The Complicated Journey to Simple Food
Guest Post by Bonnie Grove
It started on a Saturday, or maybe it was Thursday. I recall it was out of a desire to lose weight. Actually, I wanted to save the world by buying only Fair Trade products. What I meant to do was buy local—support my local economy. Oh, organic. Yes. That’s how it all started.
Like all big changes in my life, the decision to move toward eating differently (mindful eating?) was a culmination, a meeting place of ideas that had stewed in my mind for years.
It wasn’t just one reason, or just one thing.
But the change had a beginning. It started three years ago at the Book Fair at my children’s school. The one they hold at the same time they conduct Parent/Teacher Conferences.
Somehow, I had come away with a book about the dangers of processed food. A sort of Food Inc. for the younger set. I’ve since lost the book (typical!), but not before I read it.
I sat the children down and explained to them why we were no longer going to eat at fast food restaurants. They were sad, but when I talked to them not about fat and salt, but chemicals, petroleum products, and carcinogenic agents added to the food at these restaurants, they understood.
It was cold turkey. We’ve never eaten at a fast food joint since. This spring, after three years of being fast food free, our son spontaneously offered this observation: “Since we stopped eating out, we’ve all been healthier. No one has been sick.”

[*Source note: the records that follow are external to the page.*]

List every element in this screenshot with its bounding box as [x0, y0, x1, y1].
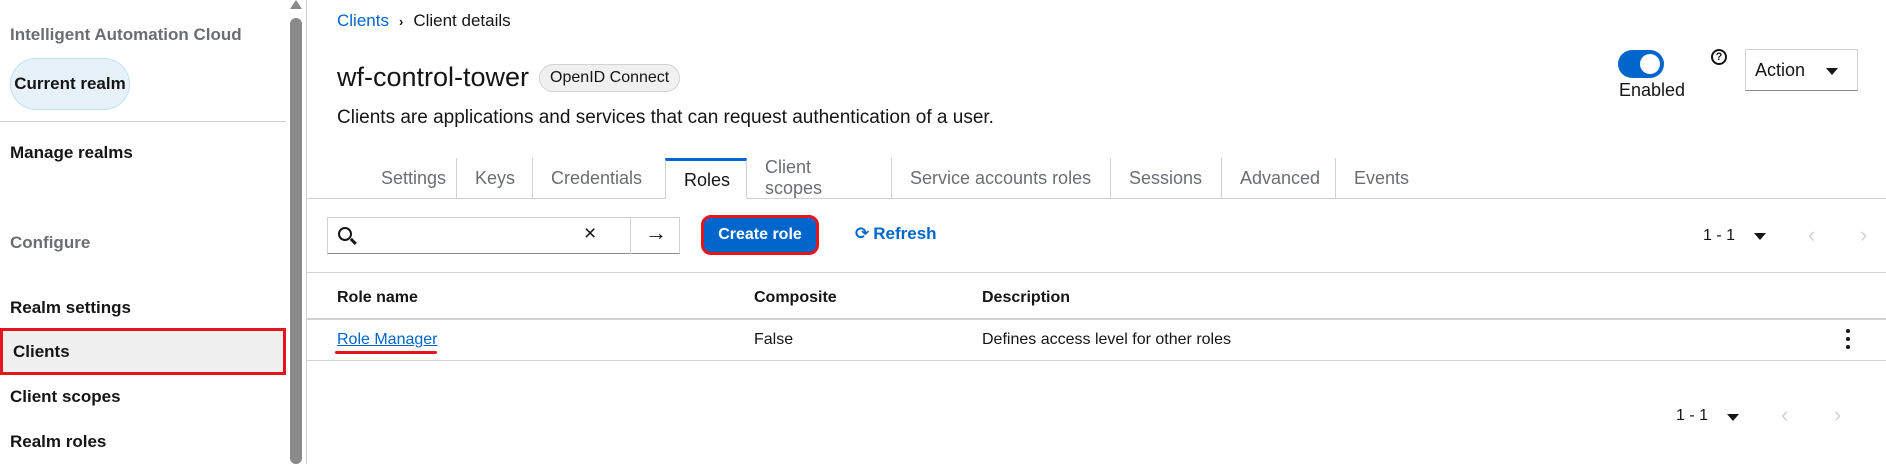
refresh-label: Refresh [873, 224, 937, 243]
tab-sessions[interactable]: Sessions [1111, 158, 1222, 198]
pagination-bottom[interactable]: 1 - 1 [1676, 407, 1708, 425]
prev-page-icon[interactable]: ‹ [1808, 222, 1815, 248]
action-dropdown[interactable]: Action [1745, 49, 1858, 91]
action-dropdown-label: Action [1755, 59, 1806, 80]
manage-realms-link[interactable]: Manage realms [10, 143, 133, 163]
breadcrumb-separator-icon: › [398, 13, 404, 29]
breadcrumb-clients-link[interactable]: Clients [337, 11, 389, 31]
next-page-bottom-icon[interactable]: › [1834, 402, 1841, 428]
tab-credentials[interactable]: Credentials [533, 158, 673, 198]
search-submit-arrow-icon[interactable]: → [645, 220, 667, 246]
table-header-border [307, 318, 1886, 320]
tab-label: Service accounts roles [910, 167, 1092, 188]
page-subtitle: Clients are applications and services th… [337, 107, 994, 128]
pagination-range: 1 - 1 [1676, 407, 1709, 424]
tab-label: Credentials [551, 167, 643, 188]
enabled-toggle[interactable] [1618, 50, 1664, 78]
sidebar: Intelligent Automation Cloud Current rea… [0, 0, 288, 464]
pagination-range: 1 - 1 [1703, 227, 1736, 244]
tab-label: Roles [684, 169, 731, 190]
title-row: wf-control-tower OpenID Connect [337, 62, 681, 93]
column-header-composite: Composite [754, 289, 837, 306]
client-tabs: Settings Keys Credentials Roles Client s… [307, 157, 1886, 199]
sidebar-item-realm-roles[interactable]: Realm roles [10, 432, 106, 452]
tab-label: Keys [475, 167, 516, 188]
pagination-caret-down-icon[interactable] [1754, 233, 1766, 240]
scroll-thumb[interactable] [290, 18, 302, 464]
enabled-label: Enabled [1619, 80, 1686, 100]
search-box [327, 217, 680, 254]
search-icon [338, 227, 352, 241]
column-header-description: Description [982, 289, 1071, 306]
tab-keys[interactable]: Keys [457, 158, 533, 198]
toggle-knob [1640, 54, 1660, 74]
tab-service-accounts-roles[interactable]: Service accounts roles [892, 158, 1111, 198]
page-title: wf-control-tower [337, 62, 530, 92]
tab-client-scopes[interactable]: Client scopes [747, 157, 892, 198]
breadcrumb: Clients › Client details [337, 11, 511, 31]
sidebar-item-client-scopes[interactable]: Client scopes [10, 387, 121, 407]
tab-label: Advanced [1240, 167, 1321, 188]
realm-name-title: Intelligent Automation Cloud [10, 25, 242, 44]
tab-advanced[interactable]: Advanced [1222, 158, 1336, 198]
highlight-underline [335, 351, 437, 354]
role-composite: False [754, 331, 794, 348]
create-role-button[interactable]: Create role [701, 215, 819, 255]
tab-label: Events [1354, 167, 1410, 188]
sidebar-scrollbar[interactable] [289, 0, 303, 464]
help-icon[interactable]: ? [1711, 49, 1727, 65]
role-name-text: Role Manager [337, 331, 438, 348]
pagination-bottom-caret-down-icon[interactable] [1727, 414, 1739, 421]
sidebar-separator [306, 0, 307, 464]
sidebar-item-realm-settings[interactable]: Realm settings [10, 298, 131, 318]
prev-page-bottom-icon[interactable]: ‹ [1781, 402, 1788, 428]
sidebar-item-label: Clients [13, 341, 70, 361]
tab-settings[interactable]: Settings [363, 158, 457, 198]
row-kebab-menu-icon[interactable] [1845, 329, 1851, 349]
sidebar-divider [0, 121, 286, 122]
tab-roles[interactable]: Roles [665, 158, 747, 199]
search-input[interactable] [362, 222, 602, 250]
tab-label: Settings [381, 167, 447, 188]
tab-label: Client scopes [765, 157, 823, 198]
protocol-badge: OpenID Connect [539, 63, 681, 92]
table-row-border [307, 360, 1886, 361]
scroll-up-arrow-icon[interactable] [290, 0, 302, 9]
clear-search-icon[interactable]: × [584, 222, 596, 246]
search-divider [630, 218, 631, 254]
refresh-icon: ⟳ [855, 224, 870, 243]
sidebar-item-clients[interactable]: Clients [0, 328, 286, 375]
column-header-role-name[interactable]: Role name [337, 289, 418, 307]
current-realm-selector[interactable]: Current realm [10, 58, 130, 110]
pagination-top[interactable]: 1 - 1 [1703, 227, 1735, 245]
caret-down-icon [1826, 68, 1838, 75]
role-description: Defines access level for other roles [982, 331, 1231, 348]
configure-section-title: Configure [10, 233, 91, 252]
refresh-button[interactable]: ⟳ Refresh [855, 224, 937, 244]
tab-label: Sessions [1129, 167, 1203, 188]
next-page-icon[interactable]: › [1860, 222, 1867, 248]
role-name-link[interactable]: Role Manager [337, 331, 438, 349]
table-top-border [307, 272, 1886, 273]
breadcrumb-current: Client details [413, 11, 511, 30]
tab-events[interactable]: Events [1336, 158, 1436, 198]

I was surprised. He was right.
But it was more than McDonalds. A few weeks after our decision, I turned my attention to store bought processed foods. This was not fun. It was time consuming, reading all those labels, checking ingredient lists.
Then it hit me.
Stop reading ingredient lists.
Buy only food you can identify as food simply by looking at it. An egg. Lettuce. Chicken. Milk (thank God for Canada’s laws against growth hormones). Apple.
It’s so simple, right?
I kept reading books.
Pesticides. Herbicides. Real food imported from countries with very different rules than we have in Canada.
Oh. Right.
Organic.
Moving to organic food was the most time consuming effort. I live in the middle of the Canadian prairies. I live in the city. I don’t have a vegetable garden (yet!). Buying fresh, organic, locally grown is difficult and expensive.
We joined a local organic co-op where I can exchange labour for lower food prices. I spoke to my local grocery store about expanding the organic selection of the produce section (they have, it’s now more than twice the size it was two years ago).
Most of the changes we’ve made as a family have been time consuming, with the exception of no longer eating fast food. But even there it’s meant I spend way more time in the kitchen, and way less time letting someone else do the cooking.
Remember that book I read? The one from the Book Fair at my kid’s school? It also talked about Fair Trade. Coffee. Chocolate. Clothing.
Oh my.
Some Fair Trade changes were easier than others, thanks to my organic co-op. They keep an eye on things I can’t. They provide answers to question about specific imported products, and work hard to ensure that the people responsible for harvesting the food were properly paid for their work.
Here’s what these changes have meant for our family. We are not rich. Far, far from it. I’m at the beginning stages of building a writing career, and my husband is the solo pastor of a small church. Money is one thing we don’t have.
Organic costs more.
Fair Trade costs more.
Locally grown is scarce in winter.
The latent effect of all these changes has been a restoration of simplified living. We have learned—taught ourselves—to reduce, simplify, make do.
This has spilled over into other areas of family life. TV is largely ignored at our house, to the point where we rarely think to turn it on. We’ve cleaned out our storage rooms (twice!), getting rid of things we don’t really need, and putting them into the hands of people who will make use of them.
I’ve made peace with my small kitchen, and cleared away the doodads and gizmos I wasn’t using.
Simple Food.
Simple Eating.
Simple Living.
It took time, intentional effort, and work. It still does. But it’s worth it.
Bonnie Grove started writing when her parents bought a spanking new typewriter, and she wanted to use it. It had automatic correction, a feature her teenaged enthusiasm embraced with vigor. She clacked out a very bad romance novel her mother loved, and has been pounding out ever improving prose since then.
She has a background in psychology, counseling, and theology. She worked in program development for families at risk and learned tons about God’s grace.
Bonnie is endlessly fascinated by grace. All her writing, short stories, novels, non-fiction – the whole shebang – are explorations of God’s grace at work in the world.
She’s mom to two young children and happily married to her soul mate Pastor Steve. They are happy Canadians.